Many of these changes were enacted years ago and are just now becoming a reality and each year can bring changes.
These changes can occur with out us even realizing it.

After reading some threads here I realized that there were changes I did not know of.

What is, will be and we cannot change that. My goal is to have the least amount of surprises as I move on in age and start using these services.

Hopefully, with the help of the internet and those who provide information, the surprises will be limited.
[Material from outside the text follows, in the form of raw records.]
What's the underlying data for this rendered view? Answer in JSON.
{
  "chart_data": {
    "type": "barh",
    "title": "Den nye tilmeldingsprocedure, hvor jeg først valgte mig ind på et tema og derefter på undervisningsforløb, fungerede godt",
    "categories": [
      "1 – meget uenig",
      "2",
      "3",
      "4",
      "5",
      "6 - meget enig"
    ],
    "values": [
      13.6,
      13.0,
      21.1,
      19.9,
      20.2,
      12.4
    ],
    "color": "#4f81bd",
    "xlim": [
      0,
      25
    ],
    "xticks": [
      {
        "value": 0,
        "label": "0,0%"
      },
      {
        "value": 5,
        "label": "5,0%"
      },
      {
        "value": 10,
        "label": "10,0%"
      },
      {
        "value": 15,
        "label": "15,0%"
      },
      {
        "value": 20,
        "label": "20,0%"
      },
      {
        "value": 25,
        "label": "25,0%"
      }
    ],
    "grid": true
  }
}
I doubt if I will find a one stop fits all with the information, but if anyone knows of any, let me know.


----------



## steelcitiesgray (Jan 23, 2017)

The AARP web site has a lot of information. If you become a member (2017=$16 a yr.) you will be inundated with information and AARP discounts and products to buy. Drives me crazy the amount of money they waste on mailings. I have accounts with Vanguard, Fidelity and TD Ameritrade and I receive retirement info from all of them. Last but not least www.ssa.gov Many people just don't read the info that's available.


----------



## OneEyedDiva (Jan 23, 2017)

AARP is a good site. I used to be a member but I am no longer. You can access their bulletin and magazine online without becoming a member. I have them right in my bookmarks bar. If you have a tablet, you ca also get their apps. They usually do keep us abreast of what's new and what AARP is doing to benefit we seniors when it comes to legislation.


----------